Le conducteur semble éviter d’entreprendre des dépassements
de véhicules automobiles sur cette route bordée de
genêts se découpant sur le bleu aujourd’hui du plus
pur outremer, de la Méditerranée piquetée de
moutons d’écume immaculée, omniprésente à
perte de vue en contrebas. Pourtant la beauté sublime de la
baie d’Oran n’intéresse pas les deux hommes. Au volant, le
grand osseux qui se fait appeler Tahïeb. A son coté,
Moussa recroquevillé sur le siège, emmitouflé
comme le conducteur dans une djellaba qui leur remonte jusqu’aux
yeux. Ils sont tendus, aux aguets, soucieux de passer inaperçus
dans ce véhicule pourtant si commun et aux plaques
d’immatriculation illisibles tant la boue séchée les
souille. Sous le siège- banquette élimé au skai
déchiré formant des verrues de kapok, dans un haillon
crasseux maculé de graisse, un pistolet mitrailleur MAT 49,
avec son chargeur engagé contenant 22 cartouches de 9mm et sa
culasse armée … les gendarmes de St Cloud sont devenus plus
zélés depuis le 1° novembre 1954, date de
l’embuscade dans les Aurès qui a déclenché les
évènements mais l’Oranie est calme et la région
de Kristel si tranquille. Alors, les deux complices croient en leur
barraka ! Mektoub ! Il y a bien longtemps que Moussa a
gravé dans sa mémoire, les moindres habitudes de Kader.
«
Beni kelb, le chaouch des français facilite le travail avec
ses habitudes de militaire !»
Il
a fallu longuement préparer le piège pour arriver à
sa hauteur dans le troisième virage avant d’arriver à
la source en remontant la cote, là où la visibilité
depuis les lacets de la route est nulle.
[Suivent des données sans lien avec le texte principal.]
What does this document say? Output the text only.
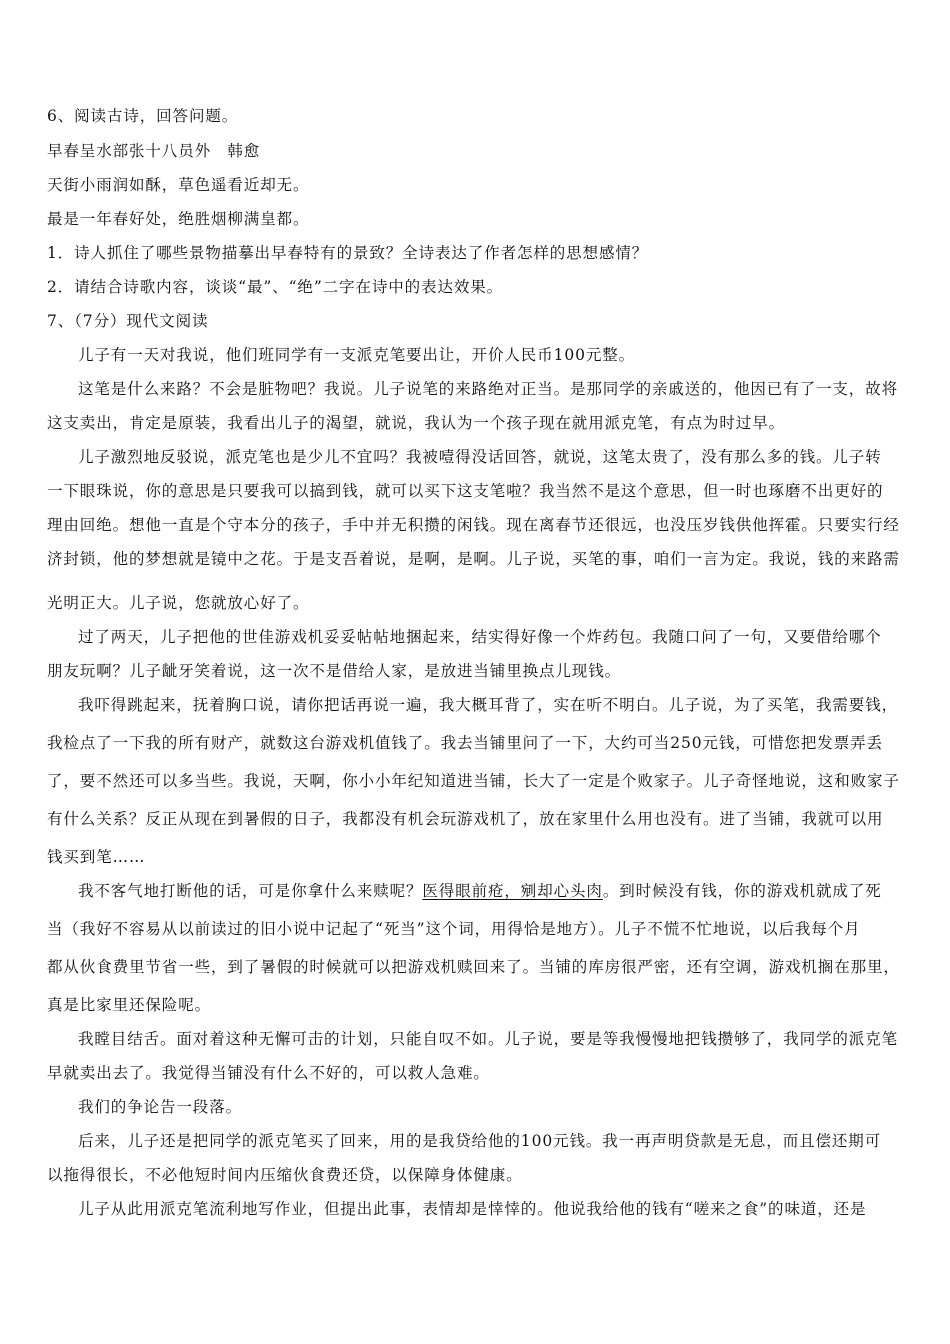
6、阅读古诗，回答问题。
早春呈水部张十八员外　韩愈
天街小雨润如酥，草色遥看近却无。
最是一年春好处，绝胜烟柳满皇都。
1．诗人抓住了哪些景物描摹出早春特有的景致？全诗表达了作者怎样的思想感情？
2．请结合诗歌内容，谈谈“最”、“绝”二字在诗中的表达效果。
7、（7分）现代文阅读
儿子有一天对我说，他们班同学有一支派克笔要出让，开价人民币100元整。
这笔是什么来路？不会是脏物吧？我说。儿子说笔的来路绝对正当。是那同学的亲戚送的，他因已有了一支，故将
这支卖出，肯定是原装，我看出儿子的渴望，就说，我认为一个孩子现在就用派克笔，有点为时过早。
儿子激烈地反驳说，派克笔也是少儿不宜吗？我被噎得没话回答，就说，这笔太贵了，没有那么多的钱。儿子转
一下眼珠说，你的意思是只要我可以搞到钱，就可以买下这支笔啦？我当然不是这个意思，但一时也琢磨不出更好的
理由回绝。想他一直是个守本分的孩子，手中并无积攒的闲钱。现在离春节还很远，也没压岁钱供他挥霍。只要实行经
济封锁，他的梦想就是镜中之花。于是支吾着说，是啊，是啊。儿子说，买笔的事，咱们一言为定。我说，钱的来路需
光明正大。儿子说，您就放心好了。
过了两天，儿子把他的世佳游戏机妥妥帖帖地捆起来，结实得好像一个炸药包。我随口问了一句，又要借给哪个
朋友玩啊？儿子龇牙笑着说，这一次不是借给人家，是放进当铺里换点儿现钱。
我吓得跳起来，抚着胸口说，请你把话再说一遍，我大概耳背了，实在听不明白。儿子说，为了买笔，我需要钱，
我检点了一下我的所有财产，就数这台游戏机值钱了。我去当铺里问了一下，大约可当250元钱，可惜您把发票弄丢
了，要不然还可以多当些。我说，天啊，你小小年纪知道进当铺，长大了一定是个败家子。儿子奇怪地说，这和败家子
有什么关系？反正从现在到暑假的日子，我都没有机会玩游戏机了，放在家里什么用也没有。进了当铺，我就可以用
钱买到笔……
我不客气地打断他的话，可是你拿什么来赎呢？医得眼前疮，剜却心头肉。到时候没有钱，你的游戏机就成了死
当（我好不容易从以前读过的旧小说中记起了“死当”这个词，用得恰是地方）。儿子不慌不忙地说，以后我每个月
都从伙食费里节省一些，到了暑假的时候就可以把游戏机赎回来了。当铺的库房很严密，还有空调，游戏机搁在那里，
真是比家里还保险呢。
我瞠目结舌。面对着这种无懈可击的计划，只能自叹不如。儿子说，要是等我慢慢地把钱攒够了，我同学的派克笔
早就卖出去了。我觉得当铺没有什么不好的，可以救人急难。
我们的争论告一段落。
后来，儿子还是把同学的派克笔买了回来，用的是我贷给他的100元钱。我一再声明贷款是无息，而且偿还期可
以拖得很长，不必他短时间内压缩伙食费还贷，以保障身体健康。
儿子从此用派克笔流利地写作业，但提出此事，表情却是悻悻的。他说我给他的钱有“嗟来之食”的味道，还是
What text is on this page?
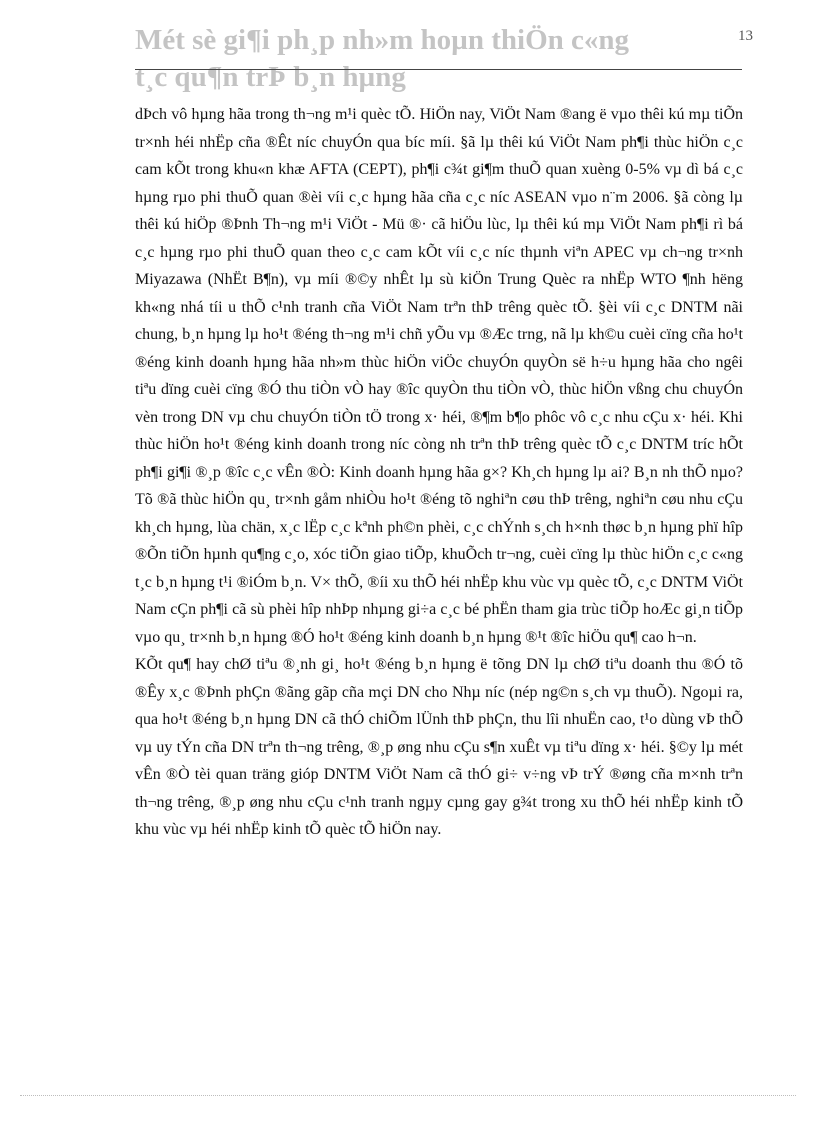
Mét sè gi¶i ph¸p nh»m hoµn thiÖn c«ng
t¸c qu¶n trÞ b¸n hµng
13

dÞch vô hµng hãa trong th¬ng m¹i quèc tÕ. HiÖn nay, ViÖt Nam ®ang ë vµo thêi kú mµ tiÕn tr×nh héi nhËp cña ®Êt níc chuyÓn qua bíc míi. §ã lµ thêi kú ViÖt Nam ph¶i thùc hiÖn c¸c cam kÕt trong khu«n khæ AFTA (CEPT), ph¶i c¾t gi¶m thuÕ quan xuèng 0-5% vµ dì bá c¸c hµng rµo phi thuÕ quan ®èi víi c¸c hµng hãa cña c¸c níc ASEAN vµo n¨m 2006. §ã còng lµ thêi kú hiÖp ®Þnh Th¬ng m¹i ViÖt - Mü ®· cã hiÖu lùc, lµ thêi kú mµ ViÖt Nam ph¶i rì bá c¸c hµng rµo phi thuÕ quan theo c¸c cam kÕt víi c¸c níc thµnh viªn APEC vµ ch¬ng tr×nh Miyazawa (NhËt B¶n), vµ míi ®©y nhÊt lµ sù kiÖn Trung Quèc ra nhËp WTO ¶nh hëng kh«ng nhá tíi u thÕ c¹nh tranh cña ViÖt Nam trªn thÞ trêng quèc tÕ. §èi víi c¸c DNTM nãi chung, b¸n hµng lµ ho¹t ®éng th¬ng m¹i chñ yÕu vµ ®Æc trng, nã lµ kh©u cuèi cïng cña ho¹t ®éng kinh doanh hµng hãa nh»m thùc hiÖn viÖc chuyÓn quyÒn së h÷u hµng hãa cho ngêi tiªu dïng cuèi cïng ®Ó thu tiÒn vÒ hay ®îc quyÒn thu tiÒn vÒ, thùc hiÖn vßng chu chuyÓn vèn trong DN vµ chu chuyÓn tiÒn tÖ trong x· héi, ®¶m b¶o phôc vô c¸c nhu cÇu x· héi. Khi thùc hiÖn ho¹t ®éng kinh doanh trong níc còng nh trªn thÞ trêng quèc tÕ c¸c DNTM tríc hÕt ph¶i gi¶i ®¸p ®îc c¸c vÊn ®Ò: Kinh doanh hµng hãa g×? Kh¸ch hµng lµ ai? B¸n nh thÕ nµo? Tõ ®ã thùc hiÖn qu¸ tr×nh gåm nhiÒu ho¹t ®éng tõ nghiªn cøu thÞ trêng, nghiªn cøu nhu cÇu kh¸ch hµng, lùa chän, x¸c lËp c¸c kªnh ph©n phèi, c¸c chÝnh s¸ch h×nh thøc b¸n hµng phï hîp ®Õn tiÕn hµnh qu¶ng c¸o, xóc tiÕn giao tiÕp, khuÕch tr¬ng, cuèi cïng lµ thùc hiÖn c¸c c«ng t¸c b¸n hµng t¹i ®iÓm b¸n. V× thÕ, ®íi xu thÕ héi nhËp khu vùc vµ quèc tÕ, c¸c DNTM ViÖt Nam cÇn ph¶i cã sù phèi hîp nhÞp nhµng gi÷a c¸c bé phËn tham gia trùc tiÕp hoÆc gi¸n tiÕp vµo qu¸ tr×nh b¸n hµng ®Ó ho¹t ®éng kinh doanh b¸n hµng ®¹t ®îc hiÖu qu¶ cao h¬n.

KÕt qu¶ hay chØ tiªu ®¸nh gi¸ ho¹t ®éng b¸n hµng ë tõng DN lµ chØ tiªu doanh thu ®Ó tõ ®Êy x¸c ®Þnh phÇn ®ãng gãp cña mçi DN cho Nhµ níc (nép ng©n s¸ch vµ thuÕ). Ngoµi ra, qua ho¹t ®éng b¸n hµng DN cã thÓ chiÕm lÜnh thÞ phÇn, thu lîi nhuËn cao, t¹o dùng vÞ thÕ vµ uy tÝn cña DN trªn th¬ng trêng, ®¸p øng nhu cÇu s¶n xuÊt vµ tiªu dïng x· héi. §©y lµ mét vÊn ®Ò tèi quan träng gióp DNTM ViÖt Nam cã thÓ gi÷ v÷ng vÞ trÝ ®øng cña m×nh trªn th¬ng trêng, ®¸p øng nhu cÇu c¹nh tranh ngµy cµng gay g¾t trong xu thÕ héi nhËp kinh tÕ khu vùc vµ héi nhËp kinh tÕ quèc tÕ hiÖn nay.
Un sentier proche
s’enfonçant dans une faille de la roche permettra d’y
planquer le PM après la rafale, … un endroit tellement
rocailleux et si sûr !
« L’élimination
de ce salaud de Kader sera un avertissement pour tous ceux qui aiment
les français ! ». Vingt secondes suffiront,
une courte giclée de balles dans le ventre et vite, le sourire
kabyle pour le traître et ses deux bourricots, pour le village
et les journaux des roumis…
Hassan
regarde souvent sa montre... tout va bien.
« prépare
la MAT, souffle Tahïeb !» on arrive … aujourd’hui
et à cette heure-ci, peu de circulation… pas de bruit de
moteur, c’est bon pour nous. D’ici, on peut voir la route, à
part dans ce morceau de virage, là-bas mais une auto ne peut
pas s’arrêter à cet endroit.
°°°°°°
24
juillet 1956, 7 heures 50…
La
descente des cinq cyclistes se passe bien, chaque virage est négocié
en pros et les semelles de corde des espadrilles s’appuyant sur les
pneus viennent fréquemment épauler les patins des
freins ! Le soleil darde ses rayons sur les crânes et les
épaules courbées. La soif dessèche les palais,
la sueur pique les yeux malgré le vent de la vitesse. Emilio
crie à ses compagnons : « On s’arrête
pour boire, d’accord ? là-bas dans le fossé au
creux du prochain virage à gauche, du coté montagne »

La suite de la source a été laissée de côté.